Il nuovo Piano Nazionale Aeroporti 2026-2035 rappresenta, secondo la consigliera regionale Annagrazia Angolano, “un’offesa al territorio tarantino e a una delle infrastrutture più strategiche del Mezzogiorno”. Nel mirino la scelta di destinare l’aeroporto “M. Arlotta” di Taranto-Grottaglie esclusivamente alla funzione di spazioporto, escludendo di fatto il traffico passeggeri di linea.

“In questo modo – dichiara Angolano – si ignorano deliberatamente le esigenze di mobilità di cittadini, lavoratori e imprese. Non sorprende la miopia politica, ma lascia perplessi la profonda incoerenza istituzionale”.

La consigliera ricorda infatti che il 20 ottobre scorso il Consiglio comunale di Taranto aveva espresso all’unanimità la necessità di aprire lo scalo ai voli passeggeri. “Oggi, invece, leggiamo dichiarazioni entusiaste del sindaco rispetto a un Piano che nega proprio questa possibilità. È un modo di fare politica distante dalla reale volontà del territorio”, afferma.

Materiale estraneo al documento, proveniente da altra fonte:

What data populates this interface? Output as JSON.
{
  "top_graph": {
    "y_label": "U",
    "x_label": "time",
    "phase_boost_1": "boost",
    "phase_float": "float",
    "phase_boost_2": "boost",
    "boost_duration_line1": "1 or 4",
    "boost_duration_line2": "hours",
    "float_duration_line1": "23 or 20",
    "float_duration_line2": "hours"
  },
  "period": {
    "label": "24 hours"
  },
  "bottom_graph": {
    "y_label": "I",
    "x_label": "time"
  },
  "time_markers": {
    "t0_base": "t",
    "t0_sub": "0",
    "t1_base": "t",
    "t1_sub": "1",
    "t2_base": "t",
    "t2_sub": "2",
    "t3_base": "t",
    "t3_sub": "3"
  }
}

Secondo Angolano, Taranto continua a subire una condizione di marginalità infrastrutturale ormai insostenibile. “La città non dispone dell’alta velocità ferroviaria, non è collegata direttamente alla rete autostradale e raggiungere gli aeroporti di Bari e Brindisi è complicato e costoso per chi non possiede un’auto. Anche questo Piano continua a privilegiare Bari per i collegamenti internazionali, negando a Taranto persino i voli essenziali verso Roma, il Nord Italia e le isole”.

La consigliera contesta inoltre la tesi secondo cui le attività dello spazioporto sarebbero incompatibili con i voli civili. “In tutta Europa – da Milano a Londra, da Parigi ad Amsterdam – attività cargo, tecnologiche e voli passeggeri convivono senza problemi. Solo a Taranto si sostiene che lo spazioporto escluda il traffico civile, nonostante manchi persino una certificazione specifica. È una posizione tecnicamente infondata e politicamente sbagliata”.

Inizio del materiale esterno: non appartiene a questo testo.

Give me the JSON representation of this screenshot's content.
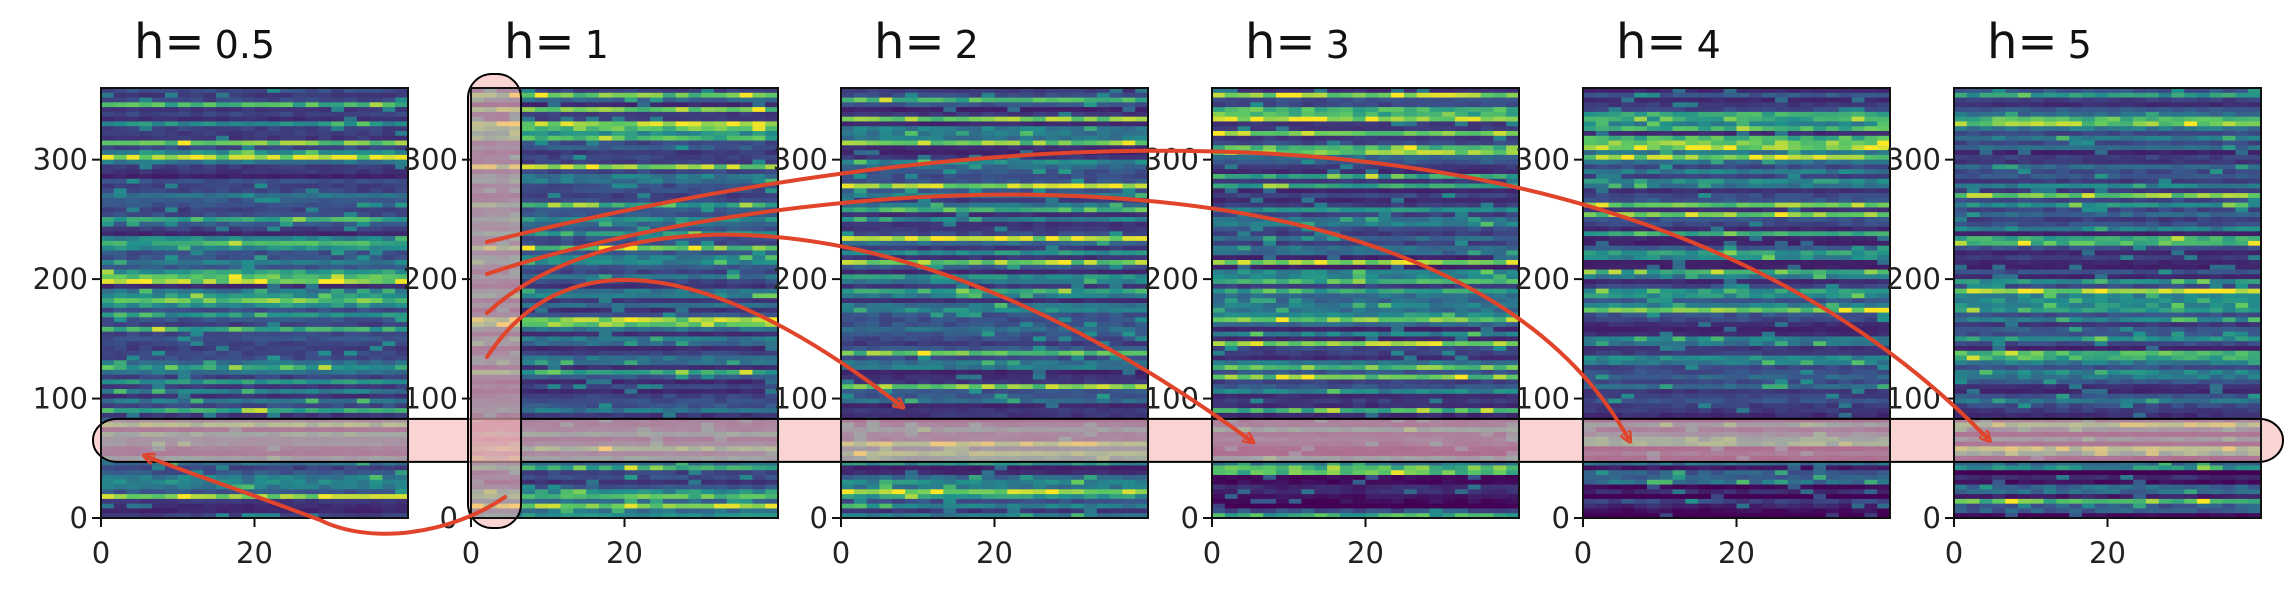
{
  "chart_data": {
    "type": "heatmap",
    "colormap": "viridis",
    "panels": [
      {
        "title_prefix": "h=",
        "title_value": "0.5",
        "xlim": [
          0,
          40
        ],
        "ylim": [
          0,
          360
        ],
        "xticks": [
          "0",
          "20"
        ],
        "yticks": [
          "0",
          "100",
          "200",
          "300"
        ]
      },
      {
        "title_prefix": "h=",
        "title_value": "1",
        "xlim": [
          0,
          40
        ],
        "ylim": [
          0,
          360
        ],
        "xticks": [
          "0",
          "20"
        ],
        "yticks": [
          "0",
          "100",
          "200",
          "300"
        ]
      },
      {
        "title_prefix": "h=",
        "title_value": "2",
        "xlim": [
          0,
          40
        ],
        "ylim": [
          0,
          360
        ],
        "xticks": [
          "0",
          "20"
        ],
        "yticks": [
          "0",
          "100",
          "200",
          "300"
        ]
      },
      {
        "title_prefix": "h=",
        "title_value": "3",
        "xlim": [
          0,
          40
        ],
        "ylim": [
          0,
          360
        ],
        "xticks": [
          "0",
          "20"
        ],
        "yticks": [
          "0",
          "100",
          "200",
          "300"
        ]
      },
      {
        "title_prefix": "h=",
        "title_value": "4",
        "xlim": [
          0,
          40
        ],
        "ylim": [
          0,
          360
        ],
        "xticks": [
          "0",
          "20"
        ],
        "yticks": [
          "0",
          "100",
          "200",
          "300"
        ]
      },
      {
        "title_prefix": "h=",
        "title_value": "5",
        "xlim": [
          0,
          40
        ],
        "ylim": [
          0,
          360
        ],
        "xticks": [
          "0",
          "20"
        ],
        "yticks": [
          "0",
          "100",
          "200",
          "300"
        ]
      }
    ],
    "highlight_band": {
      "y_range": [
        47,
        83
      ],
      "color": "#f7b6b6"
    },
    "highlight_column": {
      "panel": 1,
      "x_range": [
        0,
        6
      ],
      "color": "#f7b6b6"
    },
    "arrows": [
      {
        "from_panel": 1,
        "to_panel": 0,
        "color": "#e0442b"
      },
      {
        "from_panel": 1,
        "to_panel": 2,
        "color": "#e0442b"
      },
      {
        "from_panel": 1,
        "to_panel": 3,
        "color": "#e0442b"
      },
      {
        "from_panel": 1,
        "to_panel": 4,
        "color": "#e0442b"
      },
      {
        "from_panel": 1,
        "to_panel": 5,
        "color": "#e0442b"
      }
    ]
  }
}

Angolano sottolinea poi gli importanti investimenti pubblici già effettuati sull’infrastruttura aeroportuale: dal rifacimento della pista di rullaggio all’ampliamento dei piazzali, fino alla nuova aerostazione passeggeri ormai in fase di completamento.

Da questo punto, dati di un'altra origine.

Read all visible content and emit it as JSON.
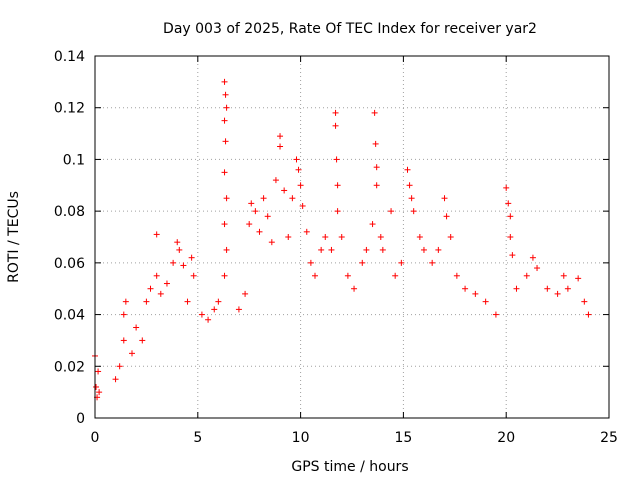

“Taranto dispone di una delle piste più lunghe d’Italia e di un terminal moderno. Se manca la volontà politica di garantire la continuità territoriale – conclude – lo si dica chiaramente ai cittadini e si rimetta in discussione il modello di gestione aeroportuale. Le notizie contenute nel Piano nazionale impongono una reazione immediata: Taranto merita rispetto e il diritto di volare”.